Of course if you find some horrible flaw that’s different but back in 1970s India you didn’t just say “Nope”. Nowadays it’s different in the upper and middle classes at least.
*Is there physical chemistry? *
Maybe there was in the beginning but I don’t remember any later. I mean, my parents always slept with the door open. They never held hands or even kissed on the cheek or even hugged, for that matter. As I grew older I became aware that other people’s parents had sex. I never had that light bulb realization, I just assumed when I was old enough they didn’t have sex. There are a few other things that evidence this that I’d rather not go into. Affection was a little bit lacking in my house.
*Are they a good match? *
No, they are not. My mom complained because Dad could never get a decent job, and for that matter, spent many years not working. When he did work, it was at a gas station - yes we fulfilled the stereotype. My mom busted her ass as a nurse for many many years.
All that being said, everything seems to show that when Mom got sick from cancer - she died in 2010 - Dad went above and beyond in taking care of her. He was completely devoted to her, spending every moment with her, cooking anything she wanted, taking her to all of her doctor’s appointments, hand-feeding her, changing her, cleaning up after her. So in the end, my mom was truly happy she’d gotten him. Maybe he wasn’t intelligent like her or well-educated or even a hard worker but he was completely devoted.
In the end I guess you take what you can, and she never had to be alone.

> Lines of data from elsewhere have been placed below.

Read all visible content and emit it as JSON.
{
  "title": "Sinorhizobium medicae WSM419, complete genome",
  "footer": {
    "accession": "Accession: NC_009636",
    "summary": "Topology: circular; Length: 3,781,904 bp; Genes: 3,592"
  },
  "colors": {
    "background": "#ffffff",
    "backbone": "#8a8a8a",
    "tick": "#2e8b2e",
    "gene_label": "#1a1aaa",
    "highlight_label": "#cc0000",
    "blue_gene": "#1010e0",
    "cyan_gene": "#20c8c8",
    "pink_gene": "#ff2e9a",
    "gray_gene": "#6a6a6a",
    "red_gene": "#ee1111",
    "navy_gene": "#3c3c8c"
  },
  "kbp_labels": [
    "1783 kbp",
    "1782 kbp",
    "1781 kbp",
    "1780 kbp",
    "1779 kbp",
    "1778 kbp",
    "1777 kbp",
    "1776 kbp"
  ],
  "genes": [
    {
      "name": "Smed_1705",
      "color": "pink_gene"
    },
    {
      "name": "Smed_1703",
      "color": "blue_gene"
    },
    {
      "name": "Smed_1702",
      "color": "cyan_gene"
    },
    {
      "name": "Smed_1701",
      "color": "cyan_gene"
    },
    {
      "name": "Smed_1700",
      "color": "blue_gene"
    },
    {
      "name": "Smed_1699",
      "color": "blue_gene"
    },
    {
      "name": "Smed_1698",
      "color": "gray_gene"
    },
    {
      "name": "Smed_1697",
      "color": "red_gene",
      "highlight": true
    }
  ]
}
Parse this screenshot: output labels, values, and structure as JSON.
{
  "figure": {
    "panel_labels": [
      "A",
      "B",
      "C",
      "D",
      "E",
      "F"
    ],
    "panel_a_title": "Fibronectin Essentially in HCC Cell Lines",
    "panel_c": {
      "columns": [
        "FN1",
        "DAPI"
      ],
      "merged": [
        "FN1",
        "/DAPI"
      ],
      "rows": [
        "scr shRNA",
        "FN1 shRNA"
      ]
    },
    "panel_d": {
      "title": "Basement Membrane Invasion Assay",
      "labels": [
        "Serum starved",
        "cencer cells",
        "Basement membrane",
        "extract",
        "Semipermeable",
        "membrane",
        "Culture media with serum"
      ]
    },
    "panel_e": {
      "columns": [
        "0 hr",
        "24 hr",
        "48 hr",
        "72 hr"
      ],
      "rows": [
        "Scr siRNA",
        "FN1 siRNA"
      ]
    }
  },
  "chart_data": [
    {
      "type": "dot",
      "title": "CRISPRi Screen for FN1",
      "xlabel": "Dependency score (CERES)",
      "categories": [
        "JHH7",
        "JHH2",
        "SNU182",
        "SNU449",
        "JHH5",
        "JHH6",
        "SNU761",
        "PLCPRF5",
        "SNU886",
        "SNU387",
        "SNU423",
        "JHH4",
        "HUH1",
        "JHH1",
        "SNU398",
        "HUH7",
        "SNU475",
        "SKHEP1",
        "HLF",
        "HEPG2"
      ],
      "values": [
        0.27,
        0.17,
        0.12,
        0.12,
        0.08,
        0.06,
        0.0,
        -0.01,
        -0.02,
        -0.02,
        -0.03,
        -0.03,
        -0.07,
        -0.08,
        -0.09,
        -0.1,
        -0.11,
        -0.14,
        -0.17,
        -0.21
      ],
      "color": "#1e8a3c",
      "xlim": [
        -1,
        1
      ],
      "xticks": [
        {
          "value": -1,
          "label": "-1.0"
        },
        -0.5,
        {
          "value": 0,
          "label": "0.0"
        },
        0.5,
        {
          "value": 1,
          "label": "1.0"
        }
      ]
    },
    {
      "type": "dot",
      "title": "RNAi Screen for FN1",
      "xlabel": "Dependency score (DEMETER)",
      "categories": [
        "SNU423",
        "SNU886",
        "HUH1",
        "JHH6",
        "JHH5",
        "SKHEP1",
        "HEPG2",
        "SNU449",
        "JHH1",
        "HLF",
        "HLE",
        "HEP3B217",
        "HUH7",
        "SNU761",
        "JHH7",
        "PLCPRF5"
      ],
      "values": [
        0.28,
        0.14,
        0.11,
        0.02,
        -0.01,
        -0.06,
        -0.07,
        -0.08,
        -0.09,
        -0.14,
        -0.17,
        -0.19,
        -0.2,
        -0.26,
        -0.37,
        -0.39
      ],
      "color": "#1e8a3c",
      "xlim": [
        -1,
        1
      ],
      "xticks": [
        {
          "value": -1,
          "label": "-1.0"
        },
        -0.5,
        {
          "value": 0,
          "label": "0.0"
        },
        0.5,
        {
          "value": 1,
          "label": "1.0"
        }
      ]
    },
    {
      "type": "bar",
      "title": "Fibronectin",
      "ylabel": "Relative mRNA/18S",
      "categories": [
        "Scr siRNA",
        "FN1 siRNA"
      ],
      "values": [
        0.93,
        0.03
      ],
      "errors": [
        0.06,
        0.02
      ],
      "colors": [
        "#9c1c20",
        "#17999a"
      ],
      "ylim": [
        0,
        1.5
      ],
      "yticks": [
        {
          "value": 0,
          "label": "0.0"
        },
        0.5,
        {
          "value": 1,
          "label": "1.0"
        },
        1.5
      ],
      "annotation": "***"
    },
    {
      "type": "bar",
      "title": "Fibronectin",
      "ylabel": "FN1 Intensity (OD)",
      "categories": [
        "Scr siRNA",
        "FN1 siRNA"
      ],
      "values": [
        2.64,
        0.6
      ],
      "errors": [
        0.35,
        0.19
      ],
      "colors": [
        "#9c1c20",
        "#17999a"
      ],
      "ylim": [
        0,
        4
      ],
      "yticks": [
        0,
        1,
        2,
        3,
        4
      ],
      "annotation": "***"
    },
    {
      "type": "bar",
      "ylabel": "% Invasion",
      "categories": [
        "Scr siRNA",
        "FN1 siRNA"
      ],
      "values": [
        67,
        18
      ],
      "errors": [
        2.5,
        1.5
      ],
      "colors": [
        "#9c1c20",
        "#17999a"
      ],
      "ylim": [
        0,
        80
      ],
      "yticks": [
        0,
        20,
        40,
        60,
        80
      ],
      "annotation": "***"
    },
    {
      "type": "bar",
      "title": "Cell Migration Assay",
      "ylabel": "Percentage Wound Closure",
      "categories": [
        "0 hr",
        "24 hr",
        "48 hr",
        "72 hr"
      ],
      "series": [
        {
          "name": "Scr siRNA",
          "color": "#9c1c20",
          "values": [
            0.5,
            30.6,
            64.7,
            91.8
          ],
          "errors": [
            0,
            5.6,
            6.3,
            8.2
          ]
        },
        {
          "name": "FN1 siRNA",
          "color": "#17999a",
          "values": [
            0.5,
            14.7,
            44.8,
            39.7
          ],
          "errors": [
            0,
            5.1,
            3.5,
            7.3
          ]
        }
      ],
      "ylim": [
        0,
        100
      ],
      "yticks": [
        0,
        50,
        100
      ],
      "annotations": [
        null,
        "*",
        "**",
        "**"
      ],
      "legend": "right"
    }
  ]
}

So when I came of age, the idea of arranged marriage was raised, and hard. Now I’ve been in this country since I was four. I am American, I think pretty American. I am still pretty true to my culture in many ways, but I was not ready to have an arranged marriage. If I could have found a modern young Hindu man, with my ways of thinking, that might have been one thing…but the boys my parents brought home were not like that. They expected I would subjugate my career and my thoughts to him - I could succeed, but my primary responsibility was to make babies and run the house, and of course his mother would be living with us.